Back to the article:

Saying he did not want to belittle the strife the area has seen during the recession, including recent layoffs at Caterpillar and other companies, McConoughey said the statistics nonetheless show “we are weathering this and doing fairly well. It is not better here than it was a year ago, that’s true, but it is when compared with recessions of the past and with how other areas are doing now.”

I think this is essentially true. If you compare the Peoria situation to where the economic bombs have really been going off (Florida, New York), we’re doing okay. Just consider the housing market. I was talking to a realtor I know yesterday, and he said that prices are holding up in Peoria. That’s certainly not true elsewhere.

However, that’s probably because Peoria never had as big of an economic run-up as other parts of the country. Think of all of the huge banker bonuses that bolstered the New York economy during the last few years. That point does come out in the article at one point:

Housing values have stayed steady because this area did not experience the housing bubble burst that occurred on the coasts and in Florida.

Moving on, according to the article, McConoughey made what, to me, was an alarming statement:

It’s important people know that, he said, so confidence can be restored. “We don’t want people to bury their money out in the back yard and then hole up waiting for the recession to end. We need to spend our way out of the recession,” he said.

Confidence is important, but I think this is dangerous, if not negligent, economic advice for individuals and households.

Consumers do represent about two-thirds of our nation’s economy. But part of the reason this recession will prove so disastrous is the debt overhang that individuals and consumers have from years of over-consumption. Quite sensibly, consumers are cutting back, especially when their jobs seem so insecure.

But that leads us right into Keynes’ Paradox of Thrift – the idea that what’s good for individuals separately is a disaster for everyone together. Everyone cutting back on their consumption will tank the economy, which will feed back into reducing people’s confidence, more job cuts, etc.

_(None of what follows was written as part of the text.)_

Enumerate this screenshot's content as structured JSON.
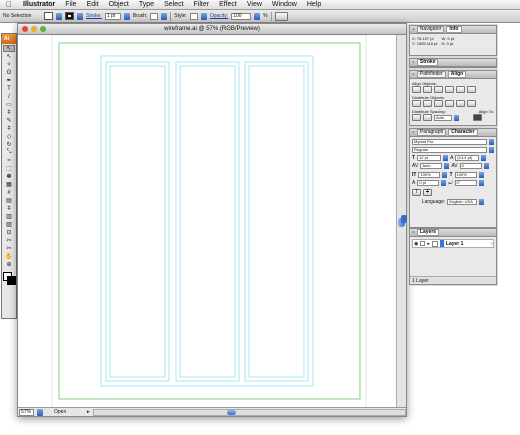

This, by the way, is the essential argument behind the stimulus bill. Government can act as that spender of last resort in the short-term, while consumers weather the economic storn, clean out their debt, and prepare to become stronger engines of the economy down the road. This kind of advice makes me think back to the “go shopping” rhetoric we got a couple of years ago.

And finally, things are likely to get worse:

Acknowledging the most recent layoffs by area employers, including Caterpillar, are not reflected in the December rate, the Partnership cited Bradley University economists as saying they don’t expect the region’s unemployment to reach beyond 9 percent during the current recession.

Yikes. Well, at least we won’t see 10 percent.

We’ll see if the Heartland Partnership can produce such an optimistic sounding report a year from now.

P.S. One last thing about that early 1980s recession that clobbered Peoria, much of the Great Lakes region, and the U.S. economy. I think it’s important to remember that that recession was not some sort of natual disaster. The Federal Reserve (under then-chairman Paul Volcker, now an Obama advisor) made a deliberate choice – with the backing of political leaders at the time – to crash the economy so as to kill inflation. Now, there’s a solid economic argument to be made for containing inflation. But that recession was done to us, in the name of saving the overall economy. It just happened to break the back of much of the industrial Midwest in the process.

I wonder at what point we’ll finally decide to break up the banking sector for the sake of the larger economy?

P.P.S. I happen to think that Paul Volcker is one of the best economic minds that Obama has near him right now. Far better than Larry Summers or Timothy Geithner. But unfortunately, signs have been that he’s not part of the inner circle.